Banks are sitting on another giant heap of about $1 trillion of reserves that also would normally be used to make loans to consumers and businesses, he said.
But “until business operators are provided with the clarity they need, they will continue to hoard their cash,” he said.
Mr. Bernanke, while agreeing with the idea that uncertainty is holding back the economy, has said that much of the uncertainty revolves around whether economic growth will pick up or remain lackluster, both here and abroad. He predicts the economy will continue to slowly recover and eventually shake off the doldrums that have stymied growth. Most private economists agree.
But part of Mr. Bernanke’s job is to try to move the disparate views within the Fed toward a consensus that enables the central bank to act in relative unison to thwart any potential threat of deflation.
The more extreme views aired by some Fed officials may be difficult to reconcile, though nearly every economist has some concerns about deflation and regulatory uncertainty.
The debate also rages on Wall Street and Main Street, where a growing number of major players are warning about the threats of deflation and misguided action in Congress.
Bill Gross, co-chief investment officer at Pimco, the largest bond fund, sees the U.S. economy evolving much like Japan’s, with anemic growth, heavy debts, deflation and population decline all in the offing.
“Japan is the modern-day example of what deleveraging in the face of a slowing and now negatively growing population can do,” he said.
Mark Vitner, senior economist at Wells Fargo Securities, said Mr. Bullard’s warning about the perils of deflation cannot be dismissed easily, above all because the St. Louis banker in the past has gained respect as an “inflation hawk” more worried about a reawakening of inflation, so the concerns about deflation are uncharacteristic and noteworthy.
“The threat of deflation is evident from all the major price indexes,” which have declined precipitously for three straight months, Mr. Vitner said. So-called “core inflation,” which excludes energy and food prices and is the Fed’s preferred inflation measure, has moved below 1 percent, and is expected to decline further in the weak economy.
Still, he said, the deflation threat “should not be exaggerated.” Falling prices would have to persist for much longer before they became a big problem for the economy.
Other economists side with Mr. Fisher in worrying more about the whiplash of budget and regulatory policies holding back the economy.

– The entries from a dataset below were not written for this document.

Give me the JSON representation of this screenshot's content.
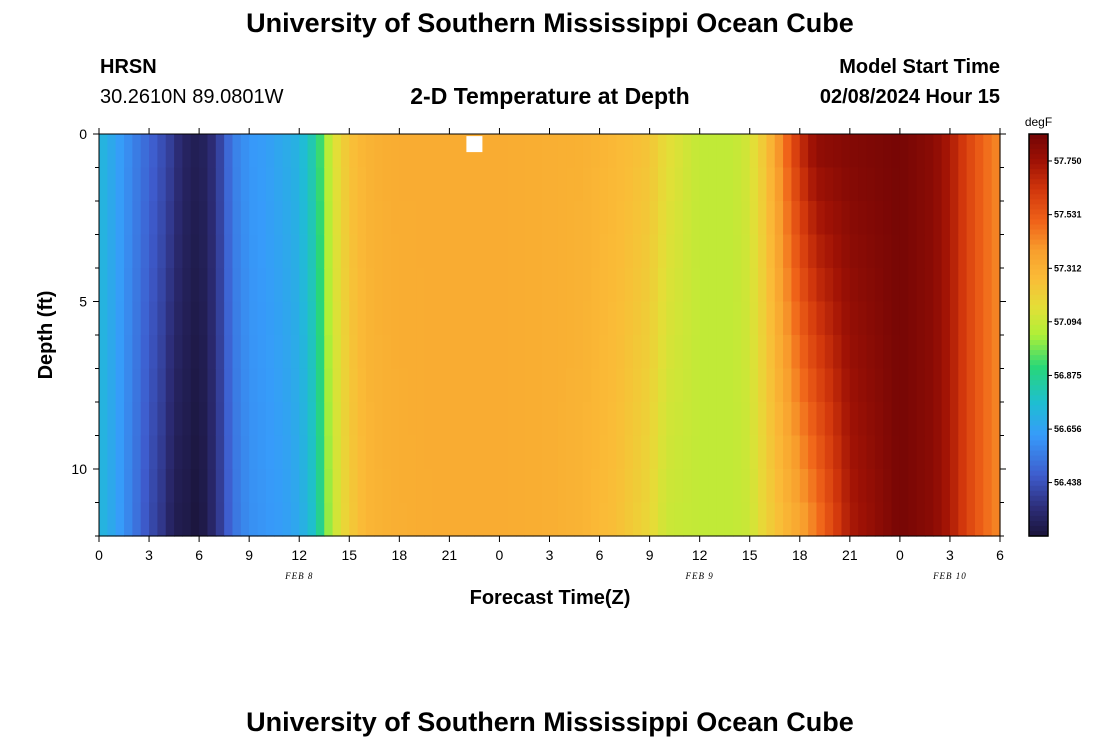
{
  "header": {
    "title": "University of Southern Mississippi Ocean Cube",
    "station_name": "HRSN",
    "station_coords": "30.2610N  89.0801W",
    "plot_title": "2-D Temperature at Depth",
    "model_label": "Model Start Time",
    "model_time": "02/08/2024 Hour 15"
  },
  "footer": {
    "title": "University of Southern Mississippi Ocean Cube"
  },
  "chart_data": {
    "type": "heatmap",
    "xlabel": "Forecast Time(Z)",
    "ylabel": "Depth (ft)",
    "x_hours_range": [
      0,
      54
    ],
    "x_tick_labels": [
      "0",
      "3",
      "6",
      "9",
      "12",
      "15",
      "18",
      "21",
      "0",
      "3",
      "6",
      "9",
      "12",
      "15",
      "18",
      "21",
      "0",
      "3",
      "6"
    ],
    "date_labels": [
      {
        "label": "FEB 8",
        "hour": 12
      },
      {
        "label": "FEB 9",
        "hour": 36
      },
      {
        "label": "FEB 10",
        "hour": 51
      }
    ],
    "y_range": [
      0,
      12
    ],
    "y_ticks": [
      0,
      5,
      10
    ],
    "colorbar": {
      "unit": "degF",
      "min": 56.22,
      "max": 57.86,
      "tick_values": [
        56.438,
        56.656,
        56.875,
        57.094,
        57.312,
        57.531,
        57.75
      ],
      "tick_labels": [
        "56.438",
        "56.656",
        "56.875",
        "57.094",
        "57.312",
        "57.531",
        "57.750"
      ]
    },
    "depth_levels_ft": [
      0.5,
      1.5,
      2.5,
      3.5,
      4.5,
      5.5,
      6.5,
      7.5,
      8.5,
      9.5,
      10.5,
      11.5
    ],
    "profile_hours": [
      0,
      1,
      2,
      3,
      4,
      4.5,
      5,
      6,
      7,
      8,
      9,
      10,
      11,
      12,
      13,
      13.5,
      14,
      15,
      16,
      17,
      18,
      20,
      24,
      27,
      29,
      31,
      33,
      33.5,
      34,
      36,
      38,
      39,
      40,
      41,
      42,
      43,
      45,
      48,
      50,
      51,
      52,
      53,
      54
    ],
    "surface_temps_degF": [
      56.74,
      56.66,
      56.57,
      56.49,
      56.41,
      56.36,
      56.3,
      56.26,
      56.35,
      56.55,
      56.62,
      56.64,
      56.68,
      56.72,
      56.85,
      57.0,
      57.12,
      57.25,
      57.3,
      57.32,
      57.33,
      57.33,
      57.33,
      57.32,
      57.31,
      57.28,
      57.24,
      57.2,
      57.16,
      57.08,
      57.08,
      57.12,
      57.25,
      57.45,
      57.65,
      57.78,
      57.82,
      57.85,
      57.8,
      57.72,
      57.6,
      57.5,
      57.42
    ],
    "bottom_temps_degF": [
      56.74,
      56.66,
      56.55,
      56.43,
      56.34,
      56.26,
      56.26,
      56.22,
      56.33,
      56.52,
      56.6,
      56.62,
      56.64,
      56.68,
      56.8,
      56.95,
      57.08,
      57.22,
      57.29,
      57.31,
      57.32,
      57.33,
      57.33,
      57.32,
      57.3,
      57.26,
      57.18,
      57.14,
      57.1,
      57.08,
      57.08,
      57.1,
      57.2,
      57.28,
      57.36,
      57.46,
      57.72,
      57.85,
      57.8,
      57.72,
      57.6,
      57.5,
      57.42
    ],
    "marker": {
      "hour": 22.5,
      "depth_ft": 0.3
    }
  }
}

Richard S. Berner, chief U.S. economist at Morgan Stanley, said “rising uncertainty” about tax policy is particularly roiling the financial markets, where many investors have assumed that the Bush tax cuts for the middle class would be extended, while those on investments and for wealthier people would expire, as advocated by President Obama. The testy debate in Congress so far has not borne out those assumptions.
“Partisan divisions, a limited congressional calendar, and a difficult legislative process all add up to either gridlock or kicking the can down the road,” Mr. Berner said, adding further to uncertainty.
Allowing all of the tax cuts to expire, he estimated, would cut next year’s economic growth rate by as much as one percentage point. But even a temporary extension of all the tax cuts will not help the economy much, he said.
“While that would temporarily preserve stimulus, it would also leave tax and fiscal policy unusually uncertain for an extended period,” he said. “Such policy uncertainty could blunt the intended impact of maintaining the stimulus.”